Sin embargo, su muerte también reabrió el debate sobre las controversias que marcaron su vida, especialmente sus posturas xenófobas y su cercanía con la ultraderecha.

Convertida en un símbolo de liberación sexual en los años 50 y 60, Bardot se retiró del cine en 1973 para dedicar su vida al activismo por los derechos de los animales, fundando la Fundación Brigitte Bardot en 1986. Esta segunda etapa de su vida, aunque elogiada por su dedicación, se vio empañada por declaraciones y condenas judiciales por incitación al odio racial, con insultos xenófobos e islamófobos.

Los artículos sobre su muerte no omitieron esta dualidad.

Líderes políticos como el presidente Emmanuel Macron la recordaron como un ícono que encarnó “una vida de libertad” y aportó “un resplandor universal a Francia”. En contraste, la líder de ultraderecha Marine Le Pen la elogió como una figura “extraordinariamente francesa: libre, indomable y fiel a sí misma”, destacando la afinidad ideológica que compartían.

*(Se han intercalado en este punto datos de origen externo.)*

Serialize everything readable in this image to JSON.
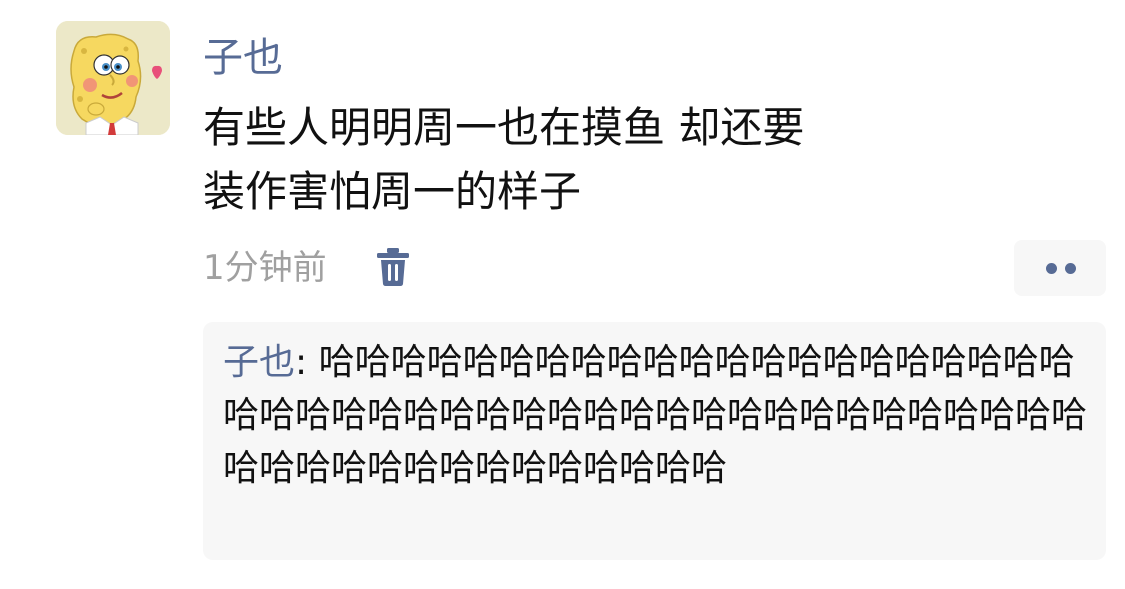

La cobertura mediática reflejó esta complejidad, presentando a Bardot no solo como la estrella de 'Y Dios creó a la mujer', sino también como una figura reaccionaria cuyas polémicas opiniones sobre la inmigración y el islam en Francia generaron un profundo rechazo. Su legado, por tanto, permanece dividido entre la admiración por su impacto cultural y su labor animalista, y la crítica por sus posturas intolerantes.